Virginia Tech®home

Seminar: Data Quality in the Deep Learning Era

Ismini Lourentzou

Research Scientist, IBM Almaden Research Center

Monday, April 20, 2020
12:30pm - 1:30pm
(Zoom Only)


Deep Learning has been applied with great success in a variety of domains, opening opportunities for achieving human level performance in many applications, but with models often trained on millions of annotated instances. To produce reliable solutions, neural models typically depend on three data-related basic characteristics: volume, representative input and a good set of labels for the task at-hand. In real-world scenarios however, only a small portion of data available is labeled, clean and structured. As such, data quality proves to be a critical factor for the success of machine learning. Domain knowledge and human intervention are key components of strong predictive performance, however encoding such information in a learned model is often non-trivial and costly.

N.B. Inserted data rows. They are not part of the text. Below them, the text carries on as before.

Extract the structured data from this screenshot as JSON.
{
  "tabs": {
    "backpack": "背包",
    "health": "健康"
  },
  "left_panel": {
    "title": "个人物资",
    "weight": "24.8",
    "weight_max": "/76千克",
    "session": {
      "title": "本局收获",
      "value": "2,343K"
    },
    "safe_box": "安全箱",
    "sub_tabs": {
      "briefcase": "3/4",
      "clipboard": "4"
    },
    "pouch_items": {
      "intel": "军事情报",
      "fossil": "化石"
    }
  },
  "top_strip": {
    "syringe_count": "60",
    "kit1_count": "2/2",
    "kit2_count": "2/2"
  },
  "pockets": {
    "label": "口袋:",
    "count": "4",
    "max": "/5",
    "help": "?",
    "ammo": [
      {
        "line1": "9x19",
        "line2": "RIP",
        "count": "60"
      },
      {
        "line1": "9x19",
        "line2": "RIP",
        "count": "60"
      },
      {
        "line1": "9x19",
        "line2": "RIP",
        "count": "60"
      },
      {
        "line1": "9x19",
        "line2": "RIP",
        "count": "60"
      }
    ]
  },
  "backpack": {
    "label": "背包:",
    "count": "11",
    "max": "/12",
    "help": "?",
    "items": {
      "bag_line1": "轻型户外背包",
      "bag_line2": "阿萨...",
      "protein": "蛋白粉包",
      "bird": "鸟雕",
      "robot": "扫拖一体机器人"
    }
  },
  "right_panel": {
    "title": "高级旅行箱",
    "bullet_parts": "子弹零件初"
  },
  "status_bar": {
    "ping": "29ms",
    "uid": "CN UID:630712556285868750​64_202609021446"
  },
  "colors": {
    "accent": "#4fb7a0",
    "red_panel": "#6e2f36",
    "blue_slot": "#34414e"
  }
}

In this talk, I will present methods that can be incorporated to any machine learning model to improve upon data quality in terms of input quality, label quality and training procedures. First, I will focus on active learning strategies towards acquiring labels for any arbitrary user-defined task. I will show that the best performing active learning strategy depends on the task at-hand and will introduce an iterative elimination algorithm that learns a combination of active learning acquisition functions on the fly, maximizing annotation performance early in the process. Then, I will propose techniques for efficiently utilizing additional unlabeled data during the training process and move on to describe a lexical normalization hybrid encoder-decoder model that can serve as a pre-processing step for NLP tools to adapt to noisy informal text. Finally, I will conclude with ongoing work and future directions.


Ismini Lourentzou is a Research Scientist at IBM Almaden Research Center, Intelligence Augmentation Team. Her research interests lie at the intersection of machine learning, data science and big data. Her work is focused on statistical methods that improve the applicability of machine learning in high-expertise interdisciplinary domains with limited annotated data, such as genomics & public health, education, humanities, social computing and wearable technologies.

Ismini recently obtained her Ph.D. in Computer Science from the University of Illinois at Urbana – Champaign (UIUC), under the supervision of Professor ChengXiang Zhai. She was invited to participate in the Rising Stars in EECS 2019 workshop, has received a Microsoft Azure Research Award, an Outstanding Teaching Assistant Award and an IBM Invention Plateau. She holds two Bachelors, one in Computer Science from the Athens University of Economics and Business, Greece and one in Business Administration from the University of West Attica, Greece (formerly known as Technological Educational Institute of Athens). Prior to UIUC, she has worked in the Greek baking sector for nearly a decade, holding a variety of positions at National Bank of Greece and as a technical reviewer for technology-related publishing companies.